„La Paloma“ im kalten Berlin

Die Winterpause von Schaustellern und Schweißern muß im Sommer hart erarbeitet werden / Kaum einer setzt sich monatelang in den Süden ab  ■ Von Barbara Bollwahn

Im Januar und Februar könnte der Schausteller Manfred Goll* ordentlich auf die Urlaubspauke hauen. Denn in seiner Berufsbranche ist in den ersten beiden Monaten des Jahres Betriebspause angesagt. So richtige Ferienstimmung kommt bei Goll aber nicht auf. „Ich werde in die Röhre gucken und am Computer sitzen“, weiß er jetzt schon. Statt auf der heimischen Couch Däumchen zu drehen, würde er viel lieber ins spanische Benidorm, Hochburg der Berliner Schausteller, fahren.

Aber das Geschäft mit gebrannten Mandeln, Erdnüssen, Zuckerwatte und Pfefferminzbruch, die er in der dritten Generation verkauft, lief dieses Jahr nicht so gut. Den letzten Urlaub in der Saisonpause konnte er sich vor sieben Jahren leisten. Den Grund dafür sieht Goll in der allgemeinen Rezession und darin, daß die Berliner, die jahrelang „eingesperrt“ waren, jetzt auf Entdeckungsreise ins Umland gehen und ihr Geld lieber für brandenburgisches Wild statt für kandierte Früchte ausgeben.

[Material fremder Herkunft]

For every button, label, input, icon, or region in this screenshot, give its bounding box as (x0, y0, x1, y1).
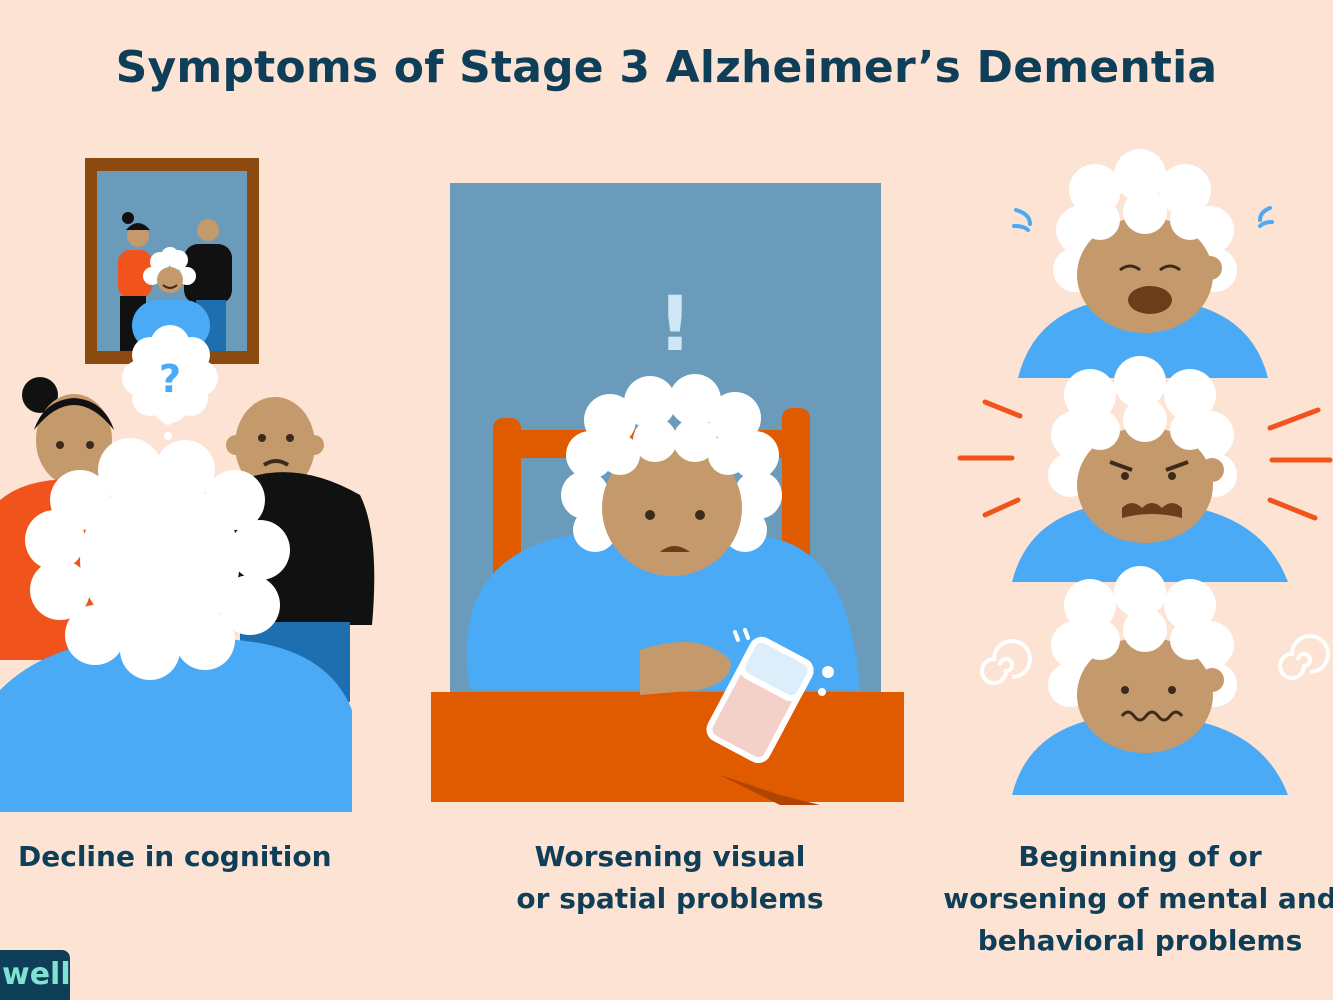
tipping-glass (706, 636, 814, 764)
older-woman-back (0, 438, 352, 812)
older-woman-face (602, 440, 742, 576)
caption-visual-spatial-problems: Worsening visual or spatial problems (470, 836, 870, 920)
thought-bubble: ? (122, 325, 218, 440)
exclamation-icon: ! (658, 279, 693, 368)
panel-1-illustration: ? (0, 158, 375, 812)
caption-line: or spatial problems (516, 882, 824, 915)
table (431, 692, 904, 802)
brand-logo: well (0, 950, 70, 1000)
caption-mental-behavioral-problems: Beginning of or worsening of mental and … (930, 836, 1333, 962)
caption-line: Decline in cognition (18, 840, 332, 873)
angry-face (957, 356, 1333, 582)
panel-2-illustration: ! (431, 183, 904, 805)
panel-3-illustration (957, 149, 1333, 795)
confused-face (980, 566, 1330, 795)
page-title: Symptoms of Stage 3 Alzheimer’s Dementia (115, 42, 1218, 93)
crying-face (1012, 149, 1274, 378)
caption-line: Beginning of or (1018, 840, 1262, 873)
caption-line: worsening of mental and (943, 882, 1333, 915)
caption-decline-in-cognition: Decline in cognition (10, 836, 348, 878)
question-mark-icon: ? (159, 357, 181, 401)
caption-line: Worsening visual (534, 840, 806, 873)
caption-line: behavioral problems (977, 924, 1303, 957)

Auch Harry Mutz*, Betreiber einer Geisterbahn, wird nach dem Weihnachtsmarkt nicht gen Süden fahren können. Wie viele seiner Kollegen wird er die rummelfreie Zeit dazu nutzen, um seine Rummelattraktion auf Vordermann zu bringen. Dann werden neue Monsterattrappen gebaut, das zweistöckige Geisterhaus wird repariert und frisch angestrichen. Statt Urlaub können sich Mutz und seine Frau nur einen früheren Feierabend leisten. Wenn in der Saison die künstlichen Augen der Polyester- Gruselfiguren erst um Mitternacht verlöschen, legen deren Betreiber im Winter bereits zur Tagesschau-Zeit die Füße hoch. Ansonsten genießen sie die Ruhe nach dem Trubel und der Hektik. „Da ist man froh, wenn man mal auf der Couch sitzen kann.“

Für den selbständigen Schweißer Georg Bayer dagegen ist in den Wintermonaten fast immer „La Paloma“ angesagt. Wie im Märchen von der Ameise, die im Sommer fleißig für den Wintervorrat arbeitet, muß er für die zwei bis vier „Leerlauf-Monate“ im Winter den Rest des Jahres bis zu 280 Stunden monatlich arbeiten. So wie im letzten Jahr, als er in den Hauptsaisonmonaten von Mai bis November ein Rohr nach dem anderen im Auftrag der Bewag und Gasag schweißte. „Ich muß in der Saison so viel Geld wie möglich machen“, sagt der 33jährige Schwabe. Dann kann er, so wie im letzten Jahr, vier Monate zu Hause auf der faulen Haut liegen. „La Paloma“ in Berlin: Er saß zu Hause, hat mit den Kindern gespielt und an seinem Motorrad rumgebastelt. Diesen Winter wird er ebenfalls zu Hause bleiben: durch einen schweren Motorradunfall ist er bereits seit Wochen krankgeschrieben.

Da ist Egon Klar*, der in seiner Schweißbaufirma keine Saison kennt, wesentlich anspruchsvoller. Zweimal Brasilien im Jahr reicht ihm längst nicht mehr. Während seine zwei festen Mitarbeiter die Firma das ganze Jahr über am Laufen halten, düst der Chef im November zum dritten Mal nach Rio de Janeiro. „Arbeiten kann man immer“, sagt der gelernte Schweißer, bei hochlegierten Stählen müsse man bei Minusgraden eben etwas aufpassen. „Fragen Sie mal einen Träger, ob es ihm zu kalt ist“, lacht der 53jährige, der das Flugticket für November schon in der Tasche hat. Viel mehr als erschwerende Minusgrade machen ihm die „DDR-Scheißer“ zu schaffen. „Die Saison endete bei mir, als der Osten nachrückte“, regt sich Klar auf, der immerhin einen Jahresumsatz von einer Million Mark macht. Unternehmen aus den Neuen Ländern würden die Preise unterbieten und schlechtere Leistung bringen. Trotzdem greift er gerne auf Zeitarbeitsfirmen im Osten zurück, wenn sein kleiner Betrieb die anfallenden Aufträge nicht schafft, denn diese sind nach wie vor billiger als westliche Leihfirmen.